When I was a boy in London I used to love what we called pea-soupers, that is to say fogs so thick that you couldn’t see your hand in front of your face at midday. They came every November and buses, with a man walking slowly before them to guide them, would loom up suddenly out of the gloom with their headlights like the glowing eyes of monsters. It took my father so long to drive to work that by the time he arrived it was time for him to come home again. I loved those fogs, but then the government went and spoiled the fun by passing the Clean Air Act. They never returned, those wonderful, exciting fogs.
Little did I know (or care) that those wonderful, exciting fogs killed thousands by bronchitis. But many years later I got bronchitis for the first and only time in my life from breathing the polluted winter air of Calcutta. I have also traveled in Communist countries where it seemed that the only thing the factories produced was pollution. I don’t need persuading that clear air is a good thing, not only aesthetically but also from the health point of view.
Southern California used to have some of the worst air pollution in the United States, but the quality of the air in Los Angeles has improved over the last two or three decades. Researchers who reported their findings in a recent edition of the New England Journal of Medicine conducted what is called a natural experiment: they estimated the pulmonary capacity of children who grew up as the level of pollution declined.

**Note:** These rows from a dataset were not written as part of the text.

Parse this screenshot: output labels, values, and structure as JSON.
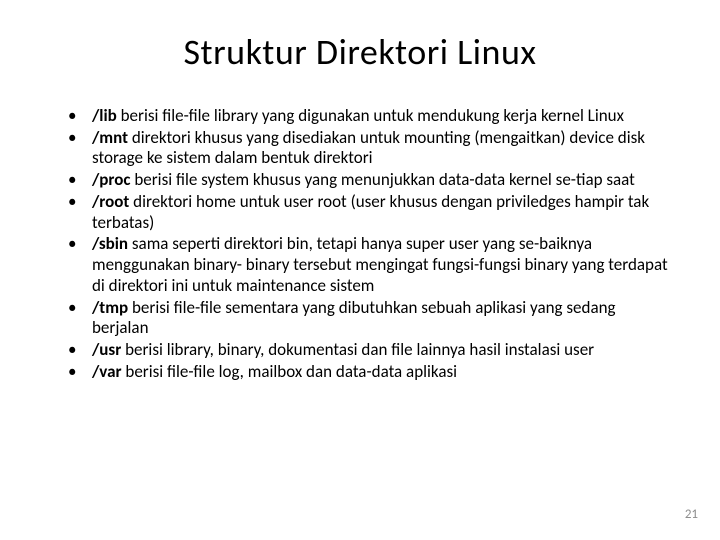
{
  "title": "Struktur Direktori Linux",
  "items": [
    {
      "bold": "/lib",
      "text": " berisi file-file library yang digunakan untuk mendukung kerja kernel Linux"
    },
    {
      "bold": "/mnt",
      "text": " direktori khusus yang disediakan untuk mounting (mengaitkan) device disk storage ke sistem dalam bentuk direktori"
    },
    {
      "bold": "/proc",
      "text": " berisi file system khusus yang menunjukkan data-data kernel se-tiap saat"
    },
    {
      "bold": "/root",
      "text": " direktori home untuk user root (user khusus dengan priviledges hampir tak terbatas)"
    },
    {
      "bold": "/sbin",
      "text": " sama seperti direktori bin, tetapi hanya super user yang se-baiknya menggunakan binary- binary tersebut mengingat fungsi-fungsi binary yang terdapat di direktori ini untuk maintenance sistem"
    },
    {
      "bold": "/tmp",
      "text": " berisi file-file sementara yang dibutuhkan sebuah aplikasi yang sedang berjalan"
    },
    {
      "bold": "/usr",
      "text": " berisi library, binary, dokumentasi dan file lainnya hasil instalasi user"
    },
    {
      "bold": "/var",
      "text": " berisi file-file log, mailbox dan data-data aplikasi"
    }
  ],
  "pageNumber": "21"
}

Most research on the health effects of air pollution has concentrated on deaths from cardiovascular disease among adults, usually of a certain age. But it is known that relatively poor lung function among younger people predicts cardiovascular disease later in life quite well. There is also an association between air pollution and early death from cardiovascular disease, though of course an association does not by itself prove causation. Does air pollution cause poor lung function in children?
The researchers measured lung function in three cohorts of children, 2120 in all, aged 11 to 15, who were of those ages between 1994 and 1998, 1997 and 2001, and 2007 and 2011. During this period, atmospheric pollution in Los Angeles declined markedly, as measured by levels of nitrogen dioxide, ozone and particulate matter.
Lung function, estimated by forced expiratory volume, improved (or at any rate increased) as air pollution declined. The numbers of children with lower than predicted function declined from 7.9 percent to 6.3 percent to 3.6 percent in the three cohorts. The improvement occurred among whites and Hispanics, boys and girls, and even those with asthma, i.e. the asthmatics, were less incapacitated.
The authors thought that the improvement in lung function was likely to persist into adulthood or, to put it in a slightly less cheerful way, damage done in childhood by air pollution might be permanent. This is not quite so pessimistic as it sounds, for there is probably no age at which an improvement in the quality of the air is not capable of producing an improvement in health.
The main drawback of the study was that there was no control group, that is to say a population whose cohorts of children experienced no improvement in the quality of the air they breathed. Perhaps the function of their lungs would have shown the same improvement as well, though I rather doubt it.
One little semantic point about the paper: children aged 11 were referred to as students rather than as pupils. Perhaps this is because we nowadays expect people to grow up very quickly, but not very far.